Article du 4 octobre 2021

Davy Tissot gagne le Bocuse d’Or

Davy Tissot © DR

Il a mis fin à huit ans de disette pour la France au Bocuse d’Or, a crânement joué le jeu, avec une variation sur le paleron de boeuf hyper-sophistiquée, belle comme un tableau, et – nouveauté, cette année, du concours – sa version malicieuse d’une « box » à emporter. Lyonnais, MOF, qui s’était imposé au Bocuse d’Or France en 2019, avant de n’obtenir que la sixième place du Bocuse Europe, à Tallin en Estonie, ce qui augurait plutôt mal de son combat futur, Davy Tissot a su défier le sort et faire face à tous les obstacles, ramenant le trophée « à la maison« , devant le Danemark – vainqueur il y a deux ans, la Norvège, l’Islande et la Suède. Celui-ci devrait figurer dans la vitrine d’honneur de « Monsieur Paul » à Collonges. Passé chez Régis Marcon, Jacques Maximin et … Paul Bocuse, vainqueur du MOF 2004 à 30 ans, Davy Tissot dirigea la table étoilée de la Villa Florentine, le Relais & Châteaux du Vieux Lyon, avant de prendre en mains le restaurant d’application de l’institut Bocuse d’Ecully, Saisons, où il obtient l’étoile en 2020. Bravo à lui et à toute son équipe!

L’affaire Ravin entache le repas des grands chefs

Marcel Ravin © DR

Il a été évincé du repas des grands chefs, qui, à la préfecture du Rhône, le 26 septembre dernier, rassemblait la grande communauté des cuisiniers présent au Sirah, Marcel Ravin, étoilé à Monaco et chef signataire de la table du Réfectoire à Lyon, avait son carton à son nom, signé du président Macron, en bonne et due forme.
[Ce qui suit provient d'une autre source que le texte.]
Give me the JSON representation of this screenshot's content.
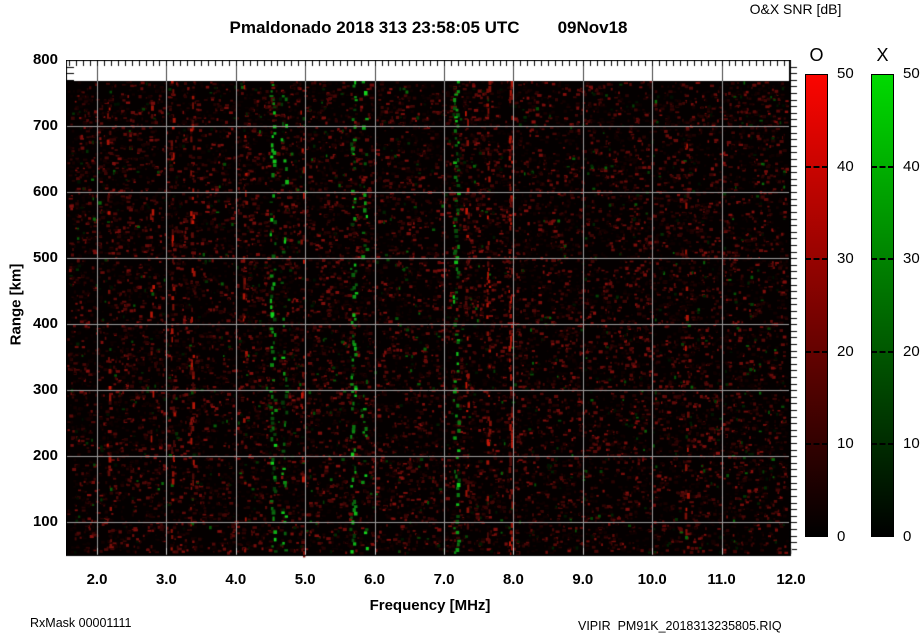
{
  "header": {
    "title": "Pmaldonado 2018 313 23:58:05 UTC",
    "date": "09Nov18"
  },
  "colorbar_panel": {
    "title": "O&X SNR [dB]",
    "bars": [
      {
        "label": "O",
        "top_color": "#fb0500",
        "bottom_color": "#000000"
      },
      {
        "label": "X",
        "top_color": "#00da00",
        "bottom_color": "#000000"
      }
    ],
    "tick_values": [
      50,
      40,
      30,
      20,
      10,
      0
    ],
    "dashed_tick_values": [
      40,
      30,
      20,
      10
    ]
  },
  "footer": {
    "left": "RxMask 00001111",
    "right": "VIPIR  PM91K_2018313235805.RIQ"
  },
  "chart_data": {
    "type": "heatmap",
    "title": "Pmaldonado 2018 313 23:58:05 UTC",
    "date_label": "09Nov18",
    "xlabel": "Frequency [MHz]",
    "ylabel": "Range [km]",
    "colorbar_title": "O&X SNR [dB]",
    "snr_scale_db": [
      0,
      50
    ],
    "xlim_mhz": [
      1.55,
      12.0
    ],
    "ylim_km": [
      49,
      800
    ],
    "x_tick_values": [
      2,
      3,
      4,
      5,
      6,
      7,
      8,
      9,
      10,
      11,
      12
    ],
    "x_tick_labels": [
      "2.0",
      "3.0",
      "4.0",
      "5.0",
      "6.0",
      "7.0",
      "8.0",
      "9.0",
      "10.0",
      "11.0",
      "12.0"
    ],
    "y_tick_values": [
      100,
      200,
      300,
      400,
      500,
      600,
      700,
      800
    ],
    "grid": true,
    "grid_color": "#9b9b9b",
    "plot_bg": "#040000",
    "no_data_band": {
      "from_km": 768,
      "to_km": 800,
      "color": "#ffffff"
    },
    "noise": {
      "seed": 1234,
      "red_speckle_count": 16000,
      "green_speckle_count": 900
    },
    "interference_bands": [
      {
        "freq_mhz": 2.16,
        "polarization": "O",
        "strength": "faint",
        "style": "streak"
      },
      {
        "freq_mhz": 2.78,
        "polarization": "O",
        "strength": "faint",
        "style": "streak"
      },
      {
        "freq_mhz": 3.08,
        "polarization": "O",
        "strength": "medium",
        "style": "streak"
      },
      {
        "freq_mhz": 3.36,
        "polarization": "O",
        "strength": "medium",
        "style": "streak"
      },
      {
        "freq_mhz": 4.12,
        "polarization": "O",
        "strength": "faint",
        "style": "streak"
      },
      {
        "freq_mhz": 4.52,
        "polarization": "X",
        "strength": "strong",
        "style": "dots"
      },
      {
        "freq_mhz": 4.68,
        "polarization": "X",
        "strength": "medium",
        "style": "dots"
      },
      {
        "freq_mhz": 4.95,
        "polarization": "O",
        "strength": "faint",
        "style": "streak"
      },
      {
        "freq_mhz": 5.68,
        "polarization": "X",
        "strength": "strong",
        "style": "dots"
      },
      {
        "freq_mhz": 5.84,
        "polarization": "X",
        "strength": "faint",
        "style": "dots"
      },
      {
        "freq_mhz": 7.16,
        "polarization": "X",
        "strength": "strong",
        "style": "dots"
      },
      {
        "freq_mhz": 7.32,
        "polarization": "O",
        "strength": "faint",
        "style": "streak"
      },
      {
        "freq_mhz": 7.63,
        "polarization": "O",
        "strength": "medium",
        "style": "streak"
      },
      {
        "freq_mhz": 7.95,
        "polarization": "O",
        "strength": "strong",
        "style": "streak"
      },
      {
        "freq_mhz": 10.48,
        "polarization": "O",
        "strength": "faint",
        "style": "streak"
      }
    ]
  }
}
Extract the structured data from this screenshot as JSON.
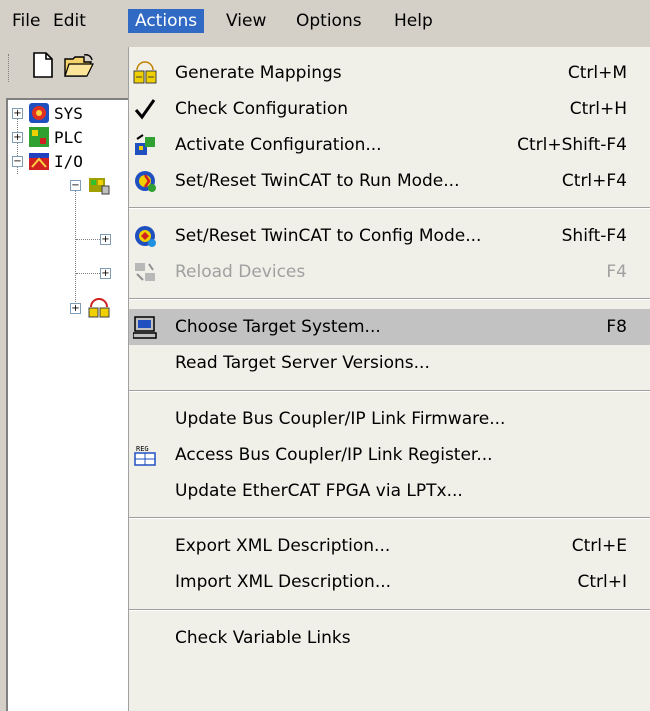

Mais ne figurait pas sur la liste des invités. Explication officielle : Marcel Ravin aurait oublié de confirmer sa présence. Il a patienté 1h30, refoulé par un vigile, attendant, en vain, le coup de fil d’un membre de l’organisation, voyant, en revanche, de nombreux chefs, sans carton, passer devant lui… Et a terminé la soirée tout seul devant une andouillette frites. L’affaire a fait grand bruit sur les réseaux sociaux, après que le chef « martiniquais, noir et français » ait exprimé sa différence et  sa déception pour un milieu moins fraternel qu’il n’y paraît. « Je suis martiniquais français, noir, je suis chef étoilé et je ne suis l’élève d’aucun grand chef ou système. J’ai donc eu à me battre pour ma passion et je continuerai. Et j’ai le droit. J’ai le droit d’assimiler une énième épreuve à mon parcours, j’ai le droit de l’ajouter à celles déjà surmontées. Ça dérange certains, met mal à l’aise d’autres mais pourquoi devrais-je me taire de peur qu’on fasse le lien avec ma couleur de peau? Je ne crie pas au crime, je dénonce des faits concrets. Je n’incrimine quiconque personnellement, je déplore un manque de fraternité. » Il a reçu en revanche de nombreux messages de solidarité et, in fine, les excuses de GL Events organisateur de l’événement. « Mauvais buzz« , souligne Guillaume Gomez, ambassadeur gastronomique du Président, qui assure « la République n »est pas raciste« , précisant que Marcel Ravin aurait dû être prévoyant. Certains cuisiniers issus de la « diversité », comme Mory Sacko, Pierre-Sang Boyer, d’origine coréenne, et Mohammed Cheikh étaient, eux, présents à ce dîner qui rassemblait la grande communauté des cuisiniers apparemment unie…

Jean-Luc Naret chez Set Collection

Jean-Luc Naret © DR

Du neuf pour Jean-Luc Naret qui prend en mains ces jours-ci « Set Collection », la petite chaîne de luxe d’Alfred et Giorgi Akirov, qui comprend notamment le Lutetia à Paris, le Conservatorium à Amsterdam, le Café Royal à Londres, le Mamilla et le David Citadel à Jérusalem, auquel il doit donner une nouvelle résonance, à la fois médiatique, glamour et gourmande. De fait, l’ex-patron du Michelin (il y est resté huit ans), formé dans l’hôtellerie de palace, n’a jamais abandonné l’hôtellerie et attendait le bon moment pour revenir au premier plan. Passé au Bristol, au Trianon Palace à Versailles, au Résidence Maurice, au groupe Héritage, chez One & Only Reethi Rah aux Maldives, Jumeirah à Dubaï, Sandy Lane aux Barbades, sans oublier le Serena pour l’Aga Khan et enfin la Réserve à Paris pour le groupe de Michel Reybier, il avait lancé  » JLN & Co » , une entreprise sur mesure (la sienne), destinée à accompagner des entreprises hôtelières à mieux se positionner et s’affirmer, permettant à ce voyageur infatigable qui ne tient jamais en place de poursuivre sur bon tempo sa volonté de contribuer à une certaine idée du luxe à la française. Bonne chance pour ce nouveau challenge !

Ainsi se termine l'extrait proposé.